The Center for Disease Control and Prevention (CDC) has suggested a universal influenza vaccination: every person six months old or older is encouraged to receive the flu shot.
This is the first time the CDC has suggested a universal way of dealing with the flu.
According to Tom Skinner, CDC spokesman, currently one third of the population has received the flu vaccination, which is about the same as previous years.
Skinner is not surprised by any of the flu ‘controversy.’
“We’re not seeing anything out of the ordinary,” Skinner said. “We’re at or close to that time when flu normally peaks. There’s a lot of flu out there and we’d expect activity to continue into March.”

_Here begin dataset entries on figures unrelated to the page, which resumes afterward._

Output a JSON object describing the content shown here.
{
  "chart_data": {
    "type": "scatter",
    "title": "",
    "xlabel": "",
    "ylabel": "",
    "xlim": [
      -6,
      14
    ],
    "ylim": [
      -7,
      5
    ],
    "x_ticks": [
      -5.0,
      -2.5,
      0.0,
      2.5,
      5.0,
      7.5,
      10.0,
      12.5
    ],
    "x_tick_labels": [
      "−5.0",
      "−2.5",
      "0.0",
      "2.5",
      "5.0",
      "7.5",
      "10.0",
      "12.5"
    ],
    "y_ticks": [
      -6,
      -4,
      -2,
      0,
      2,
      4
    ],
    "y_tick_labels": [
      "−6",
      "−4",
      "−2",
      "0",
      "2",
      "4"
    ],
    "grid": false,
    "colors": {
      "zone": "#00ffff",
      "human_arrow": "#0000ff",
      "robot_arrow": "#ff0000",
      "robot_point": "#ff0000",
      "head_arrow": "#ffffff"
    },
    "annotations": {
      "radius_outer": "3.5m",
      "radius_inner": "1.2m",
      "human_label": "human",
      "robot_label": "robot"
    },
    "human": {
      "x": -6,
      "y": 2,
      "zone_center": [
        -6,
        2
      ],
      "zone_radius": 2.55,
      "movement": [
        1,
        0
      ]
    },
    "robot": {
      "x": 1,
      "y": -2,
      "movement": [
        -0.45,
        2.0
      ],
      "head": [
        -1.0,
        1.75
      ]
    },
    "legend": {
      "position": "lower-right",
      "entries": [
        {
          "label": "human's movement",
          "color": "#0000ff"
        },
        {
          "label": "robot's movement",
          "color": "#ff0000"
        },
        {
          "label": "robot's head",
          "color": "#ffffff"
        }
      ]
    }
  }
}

For the week of Feb. 7, the CDC reported extensive flu activity in 37 states. Those include most of the East Coast, Midwest and Rocky Mountain regions. According to the CDC, hospitalization rates have been highest among those less than 5 years old and 65 years and older.
“Last year, we were seeing a lot more people,” staff pediatrician Lori Falcone said. “Parents were worried. There was heightened awareness. I think that’s carried through to some degree this year. Parents are more likely to bring their kids in or call for information.”
Pediatrician Christine White of Johnson County Pediatrics located in Merriam, Kan. also began noticing a large influx of flu patients in the past two weeks.
“Most people are bringing kids in because they have such high temperatures. They feel so hot and awful,” White said.
Some children who test positive for the flu had been vaccinated, but that is to be expected, according to White.
“No shot is 100 percent effective,” White said.
The current vaccine being used covers most of the strains of the flu that are circulating.
According to White, it is important to note that when children are vaccinated and contract the flu, it is often milder.
“The kids who had shots seem to have more energy. They don’t look quite so sad,” White said. “The ones who are really getting sick are the ones who didn’t have any protection at all.”
According to White, time hasn’t run out for you to get vaccinated for the flu.
Some pharmacy clinics still have the vaccine in stock, but you may also want to check with your primary care doctor.
“Sometimes flu season can go into April or May,” White said.